I’m a general knowledge kind of guy, and my skills are in info gathering so a lot of my input is news articles and current trends/discussion. I also plan to write many articles about the various aspects and parts of penetration testing as started with my Rainbow Tables/Rainbow Cracking article and my discussion on Social Engineering in Penetration Testing.
Being in the business, I am up to date with the latest tools/exploits/developments so I’ll try and share that all with you.
If you have any questions, you can always contact the team.
ds says
shaolin from liverpool?
Darknet says
ds: Yah that’d be me ;)
backbone says
well the mistery man revealed… :)
so everybody started with games…
Navaho Gunleg says
True — if some guy didn’t think of the idea to create computer-games I think a lot of people (read: ‘the mainstream’) wouldn’t have touched those things in the 80s, or even 90s.
Luckily, some guys saw they could make the big bucks creating games for these home-computers.
Sadly, I wasn’t one of those guys. :)
Navaho Gunleg says
Oh btw, you say
That old page looks OK here, though?
Darknet says
Yeah thank the lord for games :)
Navaho: Try scrolling the middle panel in Firefox or any browser that’s not IE (You can’t, the scroller isn’t there) ;) Then try it in IE it works fine. (Loads faster locally here)
Haydies says
Not every one started with games, but I have to say I like the advanced zx81, least that one had keys… I personaly think if your going to be hard core, you need a z80, now thats where its at for true power :-)
More seriously, its games that have pushed computer technology for ever, always has, always will… business apps just don’t need all that much.
Ralph Corderoy says
It’s a Sinclair ZX81, not a Spectrum ZX81. And you were probably typing in stuff from Sinclair magazines, not Spectrum ones, like Sinclair User, Sinclair Programs. Also mags like Your Computer would have listings for various machines.
Cheers,
Ralph, who also started with a ZX81.
Darknet says
Ralph: Ah yah you would of course be right..silly me, it was so long ago. Sinclair ZX81 indeed, who can forget Mr. Sinclair and his C-5 :) Yeah those magazines sound familiar too, was probably them!
Ubourgeek says
Heh! The ZX81 photo brought back memories – A Timex Sinclair was the first ‘puter I over owned (my friend gave it to me when his ‘rents bought hime a TI994A) and programmed on.
In my antique computer collection, I’m lucky enough to have a functional ZX81 with the 64K memory pack, thermal printer, cassette interface and a whack of tapes with various programs.

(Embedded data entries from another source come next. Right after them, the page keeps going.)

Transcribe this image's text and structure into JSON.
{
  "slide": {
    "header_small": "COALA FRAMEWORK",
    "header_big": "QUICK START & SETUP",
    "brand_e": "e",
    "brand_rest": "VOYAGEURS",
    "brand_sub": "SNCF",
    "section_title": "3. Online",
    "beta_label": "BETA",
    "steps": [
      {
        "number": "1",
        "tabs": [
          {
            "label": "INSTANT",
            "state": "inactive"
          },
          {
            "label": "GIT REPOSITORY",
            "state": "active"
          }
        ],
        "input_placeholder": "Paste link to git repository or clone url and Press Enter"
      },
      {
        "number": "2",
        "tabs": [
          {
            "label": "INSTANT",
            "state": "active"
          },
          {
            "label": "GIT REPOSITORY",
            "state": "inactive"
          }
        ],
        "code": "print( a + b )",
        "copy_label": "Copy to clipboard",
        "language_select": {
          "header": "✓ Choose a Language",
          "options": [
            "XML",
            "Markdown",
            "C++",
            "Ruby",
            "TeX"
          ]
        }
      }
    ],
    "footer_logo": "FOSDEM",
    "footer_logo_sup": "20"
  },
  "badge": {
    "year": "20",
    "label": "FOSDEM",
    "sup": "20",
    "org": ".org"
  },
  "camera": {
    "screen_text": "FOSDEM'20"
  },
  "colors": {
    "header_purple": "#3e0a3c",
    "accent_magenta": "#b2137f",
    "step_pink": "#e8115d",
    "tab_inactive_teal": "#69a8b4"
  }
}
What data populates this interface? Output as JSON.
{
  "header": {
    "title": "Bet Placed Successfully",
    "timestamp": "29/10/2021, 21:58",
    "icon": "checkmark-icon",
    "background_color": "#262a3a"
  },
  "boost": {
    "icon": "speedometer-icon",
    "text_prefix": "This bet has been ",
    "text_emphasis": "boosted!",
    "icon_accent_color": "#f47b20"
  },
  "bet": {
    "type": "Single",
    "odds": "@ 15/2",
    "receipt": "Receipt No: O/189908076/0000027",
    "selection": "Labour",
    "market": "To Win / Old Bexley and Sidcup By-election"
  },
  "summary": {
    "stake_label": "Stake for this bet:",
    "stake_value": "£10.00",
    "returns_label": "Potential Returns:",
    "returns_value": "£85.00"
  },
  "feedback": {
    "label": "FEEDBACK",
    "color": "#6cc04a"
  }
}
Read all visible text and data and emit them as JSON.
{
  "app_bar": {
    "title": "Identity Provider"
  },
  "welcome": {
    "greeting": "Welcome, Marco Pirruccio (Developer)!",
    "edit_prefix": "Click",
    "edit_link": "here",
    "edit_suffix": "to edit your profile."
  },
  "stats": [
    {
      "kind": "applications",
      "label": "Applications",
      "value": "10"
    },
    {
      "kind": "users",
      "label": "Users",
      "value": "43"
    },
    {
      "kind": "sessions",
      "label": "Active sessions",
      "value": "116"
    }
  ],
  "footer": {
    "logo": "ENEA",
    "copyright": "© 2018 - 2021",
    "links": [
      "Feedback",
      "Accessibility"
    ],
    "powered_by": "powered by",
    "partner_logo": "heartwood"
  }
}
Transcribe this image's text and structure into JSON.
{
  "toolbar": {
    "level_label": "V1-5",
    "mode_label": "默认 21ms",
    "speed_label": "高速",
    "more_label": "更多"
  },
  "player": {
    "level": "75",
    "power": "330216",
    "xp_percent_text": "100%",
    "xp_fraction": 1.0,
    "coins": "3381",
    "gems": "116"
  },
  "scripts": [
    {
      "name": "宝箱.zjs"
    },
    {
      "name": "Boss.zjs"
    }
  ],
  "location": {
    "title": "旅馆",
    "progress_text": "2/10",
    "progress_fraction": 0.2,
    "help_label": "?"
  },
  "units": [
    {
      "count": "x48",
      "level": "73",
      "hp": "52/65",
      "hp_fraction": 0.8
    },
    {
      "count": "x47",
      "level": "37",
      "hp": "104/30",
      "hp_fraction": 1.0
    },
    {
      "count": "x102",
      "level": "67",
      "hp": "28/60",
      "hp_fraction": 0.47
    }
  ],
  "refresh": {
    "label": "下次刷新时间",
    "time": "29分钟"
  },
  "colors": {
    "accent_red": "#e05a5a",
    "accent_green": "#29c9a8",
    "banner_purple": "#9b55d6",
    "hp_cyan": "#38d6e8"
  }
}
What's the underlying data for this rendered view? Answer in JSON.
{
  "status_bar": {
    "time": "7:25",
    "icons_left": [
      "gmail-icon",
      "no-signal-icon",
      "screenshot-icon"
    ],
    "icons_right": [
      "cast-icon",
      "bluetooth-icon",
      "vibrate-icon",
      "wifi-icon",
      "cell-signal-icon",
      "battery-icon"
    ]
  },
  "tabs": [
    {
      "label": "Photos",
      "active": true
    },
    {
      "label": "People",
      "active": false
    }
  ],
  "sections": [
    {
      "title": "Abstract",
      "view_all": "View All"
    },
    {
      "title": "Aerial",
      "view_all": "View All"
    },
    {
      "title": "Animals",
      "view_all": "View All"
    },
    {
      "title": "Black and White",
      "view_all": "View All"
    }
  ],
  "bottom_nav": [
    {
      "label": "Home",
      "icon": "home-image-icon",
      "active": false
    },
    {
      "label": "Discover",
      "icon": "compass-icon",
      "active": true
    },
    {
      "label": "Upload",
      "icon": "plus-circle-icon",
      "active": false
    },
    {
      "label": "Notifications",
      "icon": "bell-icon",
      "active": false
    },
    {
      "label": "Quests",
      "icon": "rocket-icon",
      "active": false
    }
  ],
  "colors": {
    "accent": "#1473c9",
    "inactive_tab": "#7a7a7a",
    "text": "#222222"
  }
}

As a joke, in my library at work, I have a copy of “The Sinclair ZX81 – Programming for Real Applications” in full view on the end of the shelf along with my “modern” tomes. Thus far, only two people in the shoppe have gotten the joke – both follow “old school” geeks.
Cheers,
U.
Navaho Gunleg says
I grew up with a C64, a buddy of mine had a Sinclair. I never could get used to using shortcuts in stead of typing in the actual BASIC statement, but was amazed that that little sucker could actually do pretty nice graphics. For that time, of course. ;)
Us old-school guys grew up with, what, 8 colour graphic modes? Hell, remember playing GATO on a PC with a CGA display, with only 4 and purple sea-water?
And these spoiled kids nowadays have Nvidia graphics cards that can render movies like Tron in real-time.
Nice thing is that these same kids get crap graphics on their cell-phone. That’s something their kids will never know about. By then the ‘command line’ will be long-forgotten by the main-stream, too…
Steve says
ZX81 = Old School! I enjoy reading your posts. Keep up the great work.
_Steve
ken says
the 81 could use a tape recorder, just the same as you could on a spectrum. Are you sure you had one? You seem oddly confused about their capabilities, as though you were just writing second hand info.
Hernan says
z81,c64,atari could used TV-output. I can only reference those amazing computers. I saw a 64, touch an atari and be presented to a z81 which had lost its output capabilities.
I was amazing about PC couldn’t TV-out wiyhout an expensive added card, anything I was needing then to operate my first software for a TV ring.